Le Président a pu atterrir et repartir sitôt au combat, mais dans quel état ? Emmanuel Macron souhaite renouer avec la méthode de la grande marche du printemps / été 2016 qui lui avait tant réussi, mais beaucoup de Français souhaitent qu’il modifie le plan et la direction de départ. La grave crise que nous avons traversée a marqué la fin du macronisme triomphal, celui qui donnait le sentiment d’invincibilité. Les gilets jaunes ont faire mettre un genou à terre à Emmanuel Macron et sa popularité en légère hausse est toujours marquée par un niveau très bas (69% d’opinions négatives). Si l’on regarde le contenu qualitatif de l’image d’Emmanuel Macron aujourd’hui, aucune des annonces et aucune des images du Président se jetant à corps perdu dans l’arène du Grand débat n’a fait bouger les lignes en fait !

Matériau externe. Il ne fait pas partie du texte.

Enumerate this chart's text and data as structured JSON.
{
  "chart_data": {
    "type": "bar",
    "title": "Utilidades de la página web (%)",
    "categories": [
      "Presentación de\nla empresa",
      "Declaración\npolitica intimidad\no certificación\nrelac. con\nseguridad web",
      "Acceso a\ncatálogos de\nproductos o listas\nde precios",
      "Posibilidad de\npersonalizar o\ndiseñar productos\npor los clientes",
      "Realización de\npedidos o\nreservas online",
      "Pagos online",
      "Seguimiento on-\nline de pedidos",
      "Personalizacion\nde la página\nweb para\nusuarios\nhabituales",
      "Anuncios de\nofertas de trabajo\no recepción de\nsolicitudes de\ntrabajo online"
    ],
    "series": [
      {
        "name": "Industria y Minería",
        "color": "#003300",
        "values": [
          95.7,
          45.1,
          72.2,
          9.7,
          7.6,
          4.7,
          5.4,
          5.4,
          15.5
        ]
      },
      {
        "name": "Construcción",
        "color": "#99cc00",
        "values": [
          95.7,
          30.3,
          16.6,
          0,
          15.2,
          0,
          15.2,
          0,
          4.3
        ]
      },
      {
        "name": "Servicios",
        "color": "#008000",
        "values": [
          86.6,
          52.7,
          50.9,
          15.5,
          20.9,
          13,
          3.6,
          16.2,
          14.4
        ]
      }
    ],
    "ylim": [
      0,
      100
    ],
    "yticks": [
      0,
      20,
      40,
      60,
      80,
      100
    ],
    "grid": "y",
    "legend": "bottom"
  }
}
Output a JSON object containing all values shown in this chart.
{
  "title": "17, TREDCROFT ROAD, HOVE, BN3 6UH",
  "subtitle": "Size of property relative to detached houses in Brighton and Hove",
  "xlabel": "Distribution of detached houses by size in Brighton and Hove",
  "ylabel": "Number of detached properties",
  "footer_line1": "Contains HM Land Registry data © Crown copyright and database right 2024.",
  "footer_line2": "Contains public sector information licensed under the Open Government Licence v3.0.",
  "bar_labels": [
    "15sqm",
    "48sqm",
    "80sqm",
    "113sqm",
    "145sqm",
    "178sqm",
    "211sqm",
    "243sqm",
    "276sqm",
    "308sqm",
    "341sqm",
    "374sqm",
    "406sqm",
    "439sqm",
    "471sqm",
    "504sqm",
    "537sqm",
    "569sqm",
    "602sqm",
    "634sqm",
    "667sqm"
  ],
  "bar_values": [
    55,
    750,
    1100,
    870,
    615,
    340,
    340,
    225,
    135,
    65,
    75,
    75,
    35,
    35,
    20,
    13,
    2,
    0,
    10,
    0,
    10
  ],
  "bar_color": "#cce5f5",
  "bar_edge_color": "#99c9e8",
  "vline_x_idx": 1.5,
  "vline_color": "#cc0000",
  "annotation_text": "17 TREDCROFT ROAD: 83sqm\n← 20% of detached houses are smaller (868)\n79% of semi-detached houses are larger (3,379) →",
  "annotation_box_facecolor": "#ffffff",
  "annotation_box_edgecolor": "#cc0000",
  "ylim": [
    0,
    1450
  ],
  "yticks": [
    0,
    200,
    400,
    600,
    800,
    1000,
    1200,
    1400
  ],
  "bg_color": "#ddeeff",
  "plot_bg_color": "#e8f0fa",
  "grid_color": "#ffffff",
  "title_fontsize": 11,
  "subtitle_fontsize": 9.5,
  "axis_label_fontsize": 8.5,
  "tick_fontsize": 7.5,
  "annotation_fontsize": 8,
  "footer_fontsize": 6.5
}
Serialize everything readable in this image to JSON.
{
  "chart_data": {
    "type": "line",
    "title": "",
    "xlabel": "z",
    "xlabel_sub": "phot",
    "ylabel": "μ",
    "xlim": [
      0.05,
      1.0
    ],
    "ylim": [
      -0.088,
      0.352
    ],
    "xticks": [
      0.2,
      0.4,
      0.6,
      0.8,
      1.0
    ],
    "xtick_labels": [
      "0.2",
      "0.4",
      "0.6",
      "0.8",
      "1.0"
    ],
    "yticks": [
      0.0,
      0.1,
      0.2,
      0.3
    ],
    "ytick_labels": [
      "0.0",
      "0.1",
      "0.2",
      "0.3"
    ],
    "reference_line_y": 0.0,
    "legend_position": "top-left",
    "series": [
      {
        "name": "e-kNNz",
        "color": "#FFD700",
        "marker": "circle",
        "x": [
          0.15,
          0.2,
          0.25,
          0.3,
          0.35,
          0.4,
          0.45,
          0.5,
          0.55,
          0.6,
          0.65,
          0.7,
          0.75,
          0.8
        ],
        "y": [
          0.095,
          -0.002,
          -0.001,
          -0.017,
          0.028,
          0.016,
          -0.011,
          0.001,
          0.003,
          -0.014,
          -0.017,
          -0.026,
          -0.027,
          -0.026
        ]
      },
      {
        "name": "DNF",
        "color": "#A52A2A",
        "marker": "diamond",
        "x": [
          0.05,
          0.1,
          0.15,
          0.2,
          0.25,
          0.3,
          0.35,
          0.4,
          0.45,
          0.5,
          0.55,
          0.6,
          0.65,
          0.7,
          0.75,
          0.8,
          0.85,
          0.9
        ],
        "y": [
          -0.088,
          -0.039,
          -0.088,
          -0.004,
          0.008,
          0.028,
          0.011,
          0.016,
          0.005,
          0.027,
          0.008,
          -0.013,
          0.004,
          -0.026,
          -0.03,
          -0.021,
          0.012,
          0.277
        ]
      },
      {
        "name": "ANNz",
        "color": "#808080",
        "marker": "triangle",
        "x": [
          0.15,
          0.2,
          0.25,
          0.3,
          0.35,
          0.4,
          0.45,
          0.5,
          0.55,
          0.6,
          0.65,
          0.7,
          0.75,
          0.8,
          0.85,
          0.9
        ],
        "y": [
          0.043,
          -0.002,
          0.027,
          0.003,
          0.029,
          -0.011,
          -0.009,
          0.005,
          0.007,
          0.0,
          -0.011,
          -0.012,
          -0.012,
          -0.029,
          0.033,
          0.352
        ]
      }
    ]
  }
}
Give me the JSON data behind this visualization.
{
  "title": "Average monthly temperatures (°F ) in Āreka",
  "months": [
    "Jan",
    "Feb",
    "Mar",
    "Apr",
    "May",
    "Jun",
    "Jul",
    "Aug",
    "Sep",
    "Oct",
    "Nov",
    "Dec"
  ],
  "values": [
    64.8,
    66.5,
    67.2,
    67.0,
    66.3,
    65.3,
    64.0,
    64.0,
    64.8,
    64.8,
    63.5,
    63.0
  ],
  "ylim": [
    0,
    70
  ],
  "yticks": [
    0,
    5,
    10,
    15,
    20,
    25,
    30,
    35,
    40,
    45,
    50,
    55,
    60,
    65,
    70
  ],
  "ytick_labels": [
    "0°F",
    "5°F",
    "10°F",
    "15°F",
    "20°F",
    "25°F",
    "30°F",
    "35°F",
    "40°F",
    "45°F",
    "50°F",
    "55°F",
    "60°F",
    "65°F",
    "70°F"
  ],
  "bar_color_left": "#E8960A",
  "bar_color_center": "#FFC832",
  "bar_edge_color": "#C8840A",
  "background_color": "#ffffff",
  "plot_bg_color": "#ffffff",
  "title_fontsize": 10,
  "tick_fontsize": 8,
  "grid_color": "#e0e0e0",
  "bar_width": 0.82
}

Les réponses données par les Français à la question ouverte posée par BVA sur l’image du Président nous en disent long. Le répertoire des mots les plus fréquemment utilisés à propos d’Emmanuel Macron, en positif ou en négatif, semble figé et n’a pas subi d’évolution depuis le mois dernier. Reprenant la posture du candidat qui tombe la veste, remonte les manches, va « au contact », multiplie les expressions voulant incarner la proximité avec le peuple (« les enfants »), mettant les rieurs de son côté ou affrontant la contradiction, Emmanuel Macron n’a pas ménagé sa peine. Un marathonien du meeting électoral qui veut mettre KO ses contradicteurs en leur en imposant physiquement et intellectuellement. Mais les Français, même s’ils reconnaissent ces qualités athlétiques à Emmanuel Macron, doutent toujours du résultat final et beaucoup lui disent « so what ? ».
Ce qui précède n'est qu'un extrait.